Dweck suggests that these mindsets are a ‘view you adopt for yourself’. Fixed mindsets can impede development and the belief in change, and they also seem to create people whose concerns about others’ perceptions of them can be all-consuming, and no doubt lead to them avoiding situations where they will be judged. Those with the growth mindset see their traits as a starting point, from which anything can happen and they value the unknowable – the opportunities ahead, the hurdles and rewards. The fixed mindset creates a different kind of stress, a constant need for affirmation of beliefs, disregard of the need to adapt to changing circumstances, and god forbid, simply go with the flow. As much as I identify with the growth mindset, I can empathise with those who simply are unable to take risks, accept failure and manage the unknowable – there are times I have wanted to give up, take the easy path and feel more in control.
A day after starting this blog, the clouds parted and the sun shone down as the much-awaited email from the De Montfort University Doctoral College came to confirm my PhD corrections were accepted and I was to be awarded my doctorate.
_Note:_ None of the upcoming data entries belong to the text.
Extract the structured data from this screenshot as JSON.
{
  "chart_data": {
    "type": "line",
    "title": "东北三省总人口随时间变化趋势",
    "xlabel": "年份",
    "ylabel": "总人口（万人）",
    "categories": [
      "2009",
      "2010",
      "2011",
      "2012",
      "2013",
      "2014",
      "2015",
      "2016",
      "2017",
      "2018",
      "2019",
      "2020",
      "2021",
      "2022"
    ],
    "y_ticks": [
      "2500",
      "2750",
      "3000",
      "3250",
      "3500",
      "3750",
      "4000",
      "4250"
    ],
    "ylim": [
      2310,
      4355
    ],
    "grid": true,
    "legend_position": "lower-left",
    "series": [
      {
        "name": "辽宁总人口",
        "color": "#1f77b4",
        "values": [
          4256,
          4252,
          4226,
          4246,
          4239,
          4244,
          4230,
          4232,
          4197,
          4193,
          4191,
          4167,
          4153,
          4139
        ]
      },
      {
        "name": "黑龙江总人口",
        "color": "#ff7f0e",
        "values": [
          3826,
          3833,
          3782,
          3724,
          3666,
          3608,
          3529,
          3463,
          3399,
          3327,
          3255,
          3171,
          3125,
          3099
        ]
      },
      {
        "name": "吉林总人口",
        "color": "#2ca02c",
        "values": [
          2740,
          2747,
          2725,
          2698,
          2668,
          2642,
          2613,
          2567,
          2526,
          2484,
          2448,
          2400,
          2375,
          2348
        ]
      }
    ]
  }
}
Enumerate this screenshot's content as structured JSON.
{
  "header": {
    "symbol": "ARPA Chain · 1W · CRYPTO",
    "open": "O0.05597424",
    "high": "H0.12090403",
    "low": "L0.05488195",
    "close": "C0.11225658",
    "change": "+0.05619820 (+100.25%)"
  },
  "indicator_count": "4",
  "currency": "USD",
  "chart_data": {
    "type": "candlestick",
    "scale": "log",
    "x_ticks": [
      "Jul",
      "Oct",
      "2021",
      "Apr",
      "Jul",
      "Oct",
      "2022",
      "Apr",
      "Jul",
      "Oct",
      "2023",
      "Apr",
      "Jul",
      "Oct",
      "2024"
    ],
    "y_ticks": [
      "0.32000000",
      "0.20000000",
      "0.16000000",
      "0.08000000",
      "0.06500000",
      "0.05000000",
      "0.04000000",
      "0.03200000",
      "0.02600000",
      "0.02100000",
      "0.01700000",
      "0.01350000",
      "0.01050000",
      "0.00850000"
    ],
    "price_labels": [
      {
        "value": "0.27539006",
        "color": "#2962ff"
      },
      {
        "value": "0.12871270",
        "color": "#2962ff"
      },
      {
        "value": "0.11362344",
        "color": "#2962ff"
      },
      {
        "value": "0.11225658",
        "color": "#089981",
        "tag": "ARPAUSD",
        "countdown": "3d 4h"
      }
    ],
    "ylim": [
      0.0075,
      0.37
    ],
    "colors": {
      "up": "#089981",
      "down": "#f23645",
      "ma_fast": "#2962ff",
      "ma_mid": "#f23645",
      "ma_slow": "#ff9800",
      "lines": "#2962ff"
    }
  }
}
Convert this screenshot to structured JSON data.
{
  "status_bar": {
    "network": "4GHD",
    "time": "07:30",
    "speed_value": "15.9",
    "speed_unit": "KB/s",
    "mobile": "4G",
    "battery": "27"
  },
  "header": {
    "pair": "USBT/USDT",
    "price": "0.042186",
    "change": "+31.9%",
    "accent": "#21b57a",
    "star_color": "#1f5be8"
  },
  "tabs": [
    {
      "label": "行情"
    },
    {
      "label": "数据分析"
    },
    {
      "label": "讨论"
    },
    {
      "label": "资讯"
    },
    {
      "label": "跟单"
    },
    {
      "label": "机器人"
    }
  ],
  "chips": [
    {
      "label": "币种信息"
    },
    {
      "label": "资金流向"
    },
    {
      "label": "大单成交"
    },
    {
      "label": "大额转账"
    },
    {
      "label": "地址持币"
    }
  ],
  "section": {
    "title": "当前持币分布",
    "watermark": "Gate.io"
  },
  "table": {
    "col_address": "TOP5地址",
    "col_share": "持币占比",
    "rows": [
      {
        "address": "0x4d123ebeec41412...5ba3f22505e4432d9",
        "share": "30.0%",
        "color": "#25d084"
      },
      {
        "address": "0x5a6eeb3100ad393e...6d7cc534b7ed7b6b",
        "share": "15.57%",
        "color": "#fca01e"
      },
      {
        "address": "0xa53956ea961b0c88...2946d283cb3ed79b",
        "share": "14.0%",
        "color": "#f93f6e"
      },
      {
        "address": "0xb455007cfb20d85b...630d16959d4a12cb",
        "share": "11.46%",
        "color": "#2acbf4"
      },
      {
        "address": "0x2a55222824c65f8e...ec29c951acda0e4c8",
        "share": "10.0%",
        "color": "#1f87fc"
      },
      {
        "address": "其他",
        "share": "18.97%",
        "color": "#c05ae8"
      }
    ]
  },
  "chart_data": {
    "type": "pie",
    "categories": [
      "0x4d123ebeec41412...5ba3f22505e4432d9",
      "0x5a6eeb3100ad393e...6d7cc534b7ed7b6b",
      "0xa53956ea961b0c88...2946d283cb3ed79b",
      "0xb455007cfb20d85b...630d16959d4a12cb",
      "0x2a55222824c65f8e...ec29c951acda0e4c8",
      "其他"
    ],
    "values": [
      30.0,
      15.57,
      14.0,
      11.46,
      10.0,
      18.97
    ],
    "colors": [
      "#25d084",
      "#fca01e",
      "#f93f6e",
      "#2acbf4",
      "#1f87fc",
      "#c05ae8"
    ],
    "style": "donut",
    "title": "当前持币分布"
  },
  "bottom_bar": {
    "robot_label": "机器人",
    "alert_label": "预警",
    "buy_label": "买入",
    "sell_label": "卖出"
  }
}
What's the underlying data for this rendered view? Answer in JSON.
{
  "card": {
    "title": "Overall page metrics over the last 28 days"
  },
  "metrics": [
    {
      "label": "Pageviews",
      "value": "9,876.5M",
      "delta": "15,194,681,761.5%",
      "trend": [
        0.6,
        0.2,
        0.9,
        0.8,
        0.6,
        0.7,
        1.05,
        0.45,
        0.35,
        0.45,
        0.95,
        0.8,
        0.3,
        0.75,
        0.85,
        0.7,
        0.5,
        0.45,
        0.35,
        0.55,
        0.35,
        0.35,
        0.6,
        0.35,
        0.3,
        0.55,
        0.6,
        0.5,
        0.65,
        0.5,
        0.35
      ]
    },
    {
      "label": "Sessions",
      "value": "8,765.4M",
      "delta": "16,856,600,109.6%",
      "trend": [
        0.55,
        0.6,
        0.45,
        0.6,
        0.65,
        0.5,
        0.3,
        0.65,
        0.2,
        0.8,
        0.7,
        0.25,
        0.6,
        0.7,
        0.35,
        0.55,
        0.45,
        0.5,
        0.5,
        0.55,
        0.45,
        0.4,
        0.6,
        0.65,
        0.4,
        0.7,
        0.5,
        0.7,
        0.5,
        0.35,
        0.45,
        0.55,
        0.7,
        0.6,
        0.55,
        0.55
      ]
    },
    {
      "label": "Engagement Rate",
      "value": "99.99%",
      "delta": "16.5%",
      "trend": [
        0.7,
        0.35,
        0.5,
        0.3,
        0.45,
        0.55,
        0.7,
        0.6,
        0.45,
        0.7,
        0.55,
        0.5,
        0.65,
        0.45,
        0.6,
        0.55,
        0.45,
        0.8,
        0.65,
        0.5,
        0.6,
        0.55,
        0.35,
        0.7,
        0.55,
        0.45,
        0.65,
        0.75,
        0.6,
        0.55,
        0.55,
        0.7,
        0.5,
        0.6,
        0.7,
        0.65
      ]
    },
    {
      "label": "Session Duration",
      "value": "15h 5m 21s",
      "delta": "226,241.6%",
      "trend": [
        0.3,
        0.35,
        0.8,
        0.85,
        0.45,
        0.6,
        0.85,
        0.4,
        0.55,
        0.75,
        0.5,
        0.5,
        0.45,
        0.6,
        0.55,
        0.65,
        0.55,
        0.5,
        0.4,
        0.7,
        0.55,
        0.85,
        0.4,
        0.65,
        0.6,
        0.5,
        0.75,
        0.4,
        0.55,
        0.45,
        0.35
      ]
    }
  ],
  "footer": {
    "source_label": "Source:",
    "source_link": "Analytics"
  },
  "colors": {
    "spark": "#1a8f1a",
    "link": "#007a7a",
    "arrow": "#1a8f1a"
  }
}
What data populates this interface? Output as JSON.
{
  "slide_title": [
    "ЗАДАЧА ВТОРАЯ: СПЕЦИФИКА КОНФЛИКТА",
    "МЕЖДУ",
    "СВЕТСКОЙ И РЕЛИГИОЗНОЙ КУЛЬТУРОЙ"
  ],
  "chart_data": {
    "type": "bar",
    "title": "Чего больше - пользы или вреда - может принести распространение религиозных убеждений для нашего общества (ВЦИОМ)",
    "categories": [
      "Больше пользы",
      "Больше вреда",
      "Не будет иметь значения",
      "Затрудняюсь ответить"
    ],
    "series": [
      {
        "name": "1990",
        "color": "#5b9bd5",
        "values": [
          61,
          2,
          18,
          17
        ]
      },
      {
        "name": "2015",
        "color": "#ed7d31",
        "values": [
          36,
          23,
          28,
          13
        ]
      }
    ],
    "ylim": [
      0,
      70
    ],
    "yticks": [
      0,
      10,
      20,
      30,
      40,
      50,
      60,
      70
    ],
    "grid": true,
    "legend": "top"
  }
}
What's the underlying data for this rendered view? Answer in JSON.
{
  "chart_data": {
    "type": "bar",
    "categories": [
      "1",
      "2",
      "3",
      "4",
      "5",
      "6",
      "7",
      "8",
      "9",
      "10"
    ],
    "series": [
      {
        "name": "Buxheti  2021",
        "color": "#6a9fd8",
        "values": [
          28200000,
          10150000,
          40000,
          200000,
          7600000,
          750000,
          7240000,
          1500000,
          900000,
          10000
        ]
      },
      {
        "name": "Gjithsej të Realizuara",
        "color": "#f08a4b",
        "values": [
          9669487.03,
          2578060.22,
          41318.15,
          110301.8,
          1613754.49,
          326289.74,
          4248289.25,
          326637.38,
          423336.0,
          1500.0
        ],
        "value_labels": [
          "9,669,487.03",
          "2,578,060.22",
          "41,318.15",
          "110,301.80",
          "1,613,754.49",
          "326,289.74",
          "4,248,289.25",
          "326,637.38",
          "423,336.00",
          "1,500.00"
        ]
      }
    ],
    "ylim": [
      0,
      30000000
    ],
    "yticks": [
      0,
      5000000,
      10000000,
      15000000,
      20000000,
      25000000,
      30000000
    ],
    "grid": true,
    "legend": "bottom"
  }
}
Suddenly after weeks of anxiety, the reward was certainly worth the wait. There will be plenty of days ahead to bask in the glory and enjoy this moment, and just for now, it is making me worry less about the house exchange, it will happen, I will be settled in my new home soon and enjoy a short drive to work for the first time in years. So, I will continue to strive, develop and take risks – not doing this may have meant a less anxious time this week, but they also lead to great rewards, and hopefully, even better things to come.